Koordinator Divisi Sosialisasi dan Partisipasi Masyarakat KPU RI, August Mellaz, mengakui bahwa tingkat partisipasi pemilih dalam Pilkada Serentak 2024 memang belum mencapai target yang diharapkan. “Dari data yang tersedia memang masih di bawah 70 persen secara nasional, tapi jika diperinci berdasarkan provinsi dan kabupaten/kota, hasilnya bervariasi. Ada provinsi yang partisipasinya mencapai 81 persen, ada yang 77 persen, tetapi ada juga yang hanya 54 persen,” jelasnya.
Meskipun sosialisasi dan penyebarluasan informasi terkait Pilkada Serentak 2024 telah dilakukan secara masif, Mellaz mengungkapkan bahwa kecenderungan partisipasi yang lebih rendah dibandingkan pemilu presiden dan legislatif merupakan pola yang terus berulang dalam setiap penyelenggaraan pilkada. “Biasanya partisipasi pilkada memang lebih rendah dibandingkan pemilu nasional, dan ini sudah menjadi pola yang terjadi dari waktu ke waktu,” tambahnya.
Rendahnya partisipasi pemilih dalam pilkada menjadi salah satu faktor yang semakin memperkuat urgensi revisi Undang-Undang Pilkada. Beberapa pihak menilai bahwa salah satu solusi yang perlu dipertimbangkan adalah perubahan jadwal penyelenggaraan pilkada agar tidak lagi bertepatan dengan pemilu nasional. Dengan demikian, pilkada bisa mendapatkan perhatian yang lebih besar dari masyarakat, sehingga tingkat partisipasi pemilih dapat meningkat.

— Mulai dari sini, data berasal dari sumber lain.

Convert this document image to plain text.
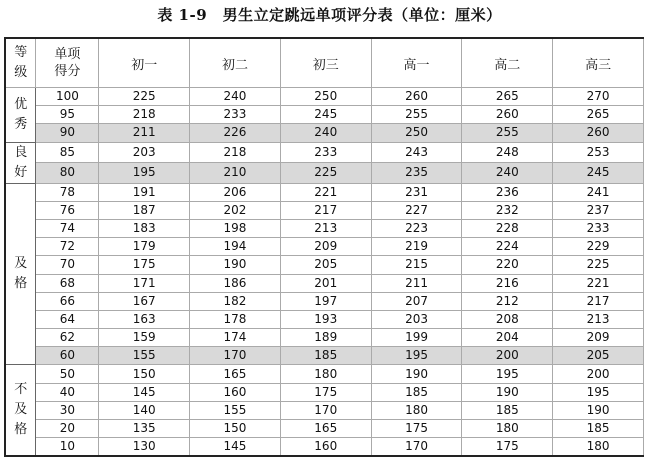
表 1-9　男生立定跳远单项评分表（单位：厘米）
等级	单项得分	初一	初二	初三	高一	高二	高三
优秀	100	225	240	250	260	265	270
	95	218	233	245	255	260	265
	90	211	226	240	250	255	260
良好	85	203	218	233	243	248	253
	80	195	210	225	235	240	245
及格	78	191	206	221	231	236	241
	76	187	202	217	227	232	237
	74	183	198	213	223	228	233
	72	179	194	209	219	224	229
	70	175	190	205	215	220	225
	68	171	186	201	211	216	221
	66	167	182	197	207	212	217
	64	163	178	193	203	208	213
	62	159	174	189	199	204	209
	60	155	170	185	195	200	205
不及格	50	150	165	180	190	195	200
	40	145	160	175	185	190	195
	30	140	155	170	180	185	190
	20	135	150	165	175	180	185
	10	130	145	160	170	175	180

Selain itu, revisi UU Pilkada juga dianggap penting untuk meningkatkan efektivitas penyelenggaraan pilkada di masa depan. DPR RI diharapkan segera membahas dan mengesahkan revisi undang-undang tersebut guna memperbaiki tata kelola demokrasi di Indonesia. Dengan desain pemilu yang lebih baik, diharapkan kualitas demokrasi di Indonesia semakin meningkat dan partisipasi masyarakat dalam pilkada bisa kembali ke angka yang lebih optimal.